Further -- the choice of subject for the new ballet had been made for him. It was to be a setting of Alexandre Dumas' adaptation of E.T.A. Hoffmann's tale The Nutcracker and the Mouse King. Tchaikovsky insisted the work was unsuitable as the framework for a ballet, but set to work on it. Incredibly, he sketched out the entire first act before setting sail for America in March, but not before advising the Opera Directorate that the work could not be finished before December and would thus be ready for the following season, not the very next.
An unexpected musical highlight of the trip was the discovery in Paris of an instrument called a celesta, and immediately fascinated with it, he ordered his publisher to obtain one for use in the new ballet. By early July, the second act had been sketched and Tchaikovsky set to work orchestrating the lengthy work. This took until March 1892 and it was at this point that the suite came into existence. A concert in St. Petersburg on March 19 was to include his orchestral fantasy Voyevode, but Tchaikovsky substituted instead a 20-minute suite consisting of excerpts from the ballet. These are not performed in the same order as in the ballet itself and are ordered thus: Overture; No. 2 March; No. 14 Variation 2 (Dance of the Sugar Plum Fairy); No. 12d Trepak (Russian Dance); No. 12b Coffee (Arabian Dance); No. 12c Tea (Chinese Dance); No. 12e (Dance of the Mirlitons), and No. 13 (Waltz of the Flowers). The celesta appears in the Dance of the Sugar Plum Fairy.

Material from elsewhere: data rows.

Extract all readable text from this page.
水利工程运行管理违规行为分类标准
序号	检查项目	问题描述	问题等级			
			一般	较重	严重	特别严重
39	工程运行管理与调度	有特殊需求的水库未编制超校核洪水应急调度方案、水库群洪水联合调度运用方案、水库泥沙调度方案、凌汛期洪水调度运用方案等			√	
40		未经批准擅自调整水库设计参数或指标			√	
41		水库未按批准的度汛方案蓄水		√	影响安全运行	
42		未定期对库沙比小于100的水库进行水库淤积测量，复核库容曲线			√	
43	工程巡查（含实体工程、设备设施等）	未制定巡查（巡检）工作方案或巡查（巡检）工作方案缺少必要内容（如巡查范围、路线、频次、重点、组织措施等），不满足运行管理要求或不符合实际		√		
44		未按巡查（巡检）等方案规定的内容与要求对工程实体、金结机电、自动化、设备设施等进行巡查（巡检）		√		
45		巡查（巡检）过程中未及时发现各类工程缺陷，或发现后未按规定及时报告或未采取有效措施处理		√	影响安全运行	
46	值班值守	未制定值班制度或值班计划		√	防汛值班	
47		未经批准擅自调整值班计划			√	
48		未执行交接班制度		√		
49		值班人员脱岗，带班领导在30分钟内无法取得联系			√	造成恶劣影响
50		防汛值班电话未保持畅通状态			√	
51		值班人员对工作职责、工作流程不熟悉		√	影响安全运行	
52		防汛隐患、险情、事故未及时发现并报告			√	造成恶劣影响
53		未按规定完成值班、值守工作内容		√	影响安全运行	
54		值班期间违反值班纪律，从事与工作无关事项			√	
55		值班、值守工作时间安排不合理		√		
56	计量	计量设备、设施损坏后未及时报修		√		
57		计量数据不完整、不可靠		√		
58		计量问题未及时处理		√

Rising above his suicidal state of mind, Tchaikovsky crafted wonderful short dance tunes for the suite. The opening overture is scored for high strings and winds only and is a cheerful curtain raiser. The march is brisk but suggests toy soldiers as opposed to real ones, and the Dance of the Sugar Plum Fairy is positively ethereal in its use of the celesta. The Russian Dance is as furious and rousing any 60-second piece could be, and the Arabian and Chinese dances are tiny jewels which, if not particularly authentic, are brilliantly evocative. Possibly the most brilliant and original work is the Dance of the Mirlitons -- a flute trio -- and the suite ends with the perfectly beautiful Waltz of the Flowers. It is music such as might have been crafted by Mozart himself had he persevered into the Romantic age and approached this same subject. It remains one of his most enduring works.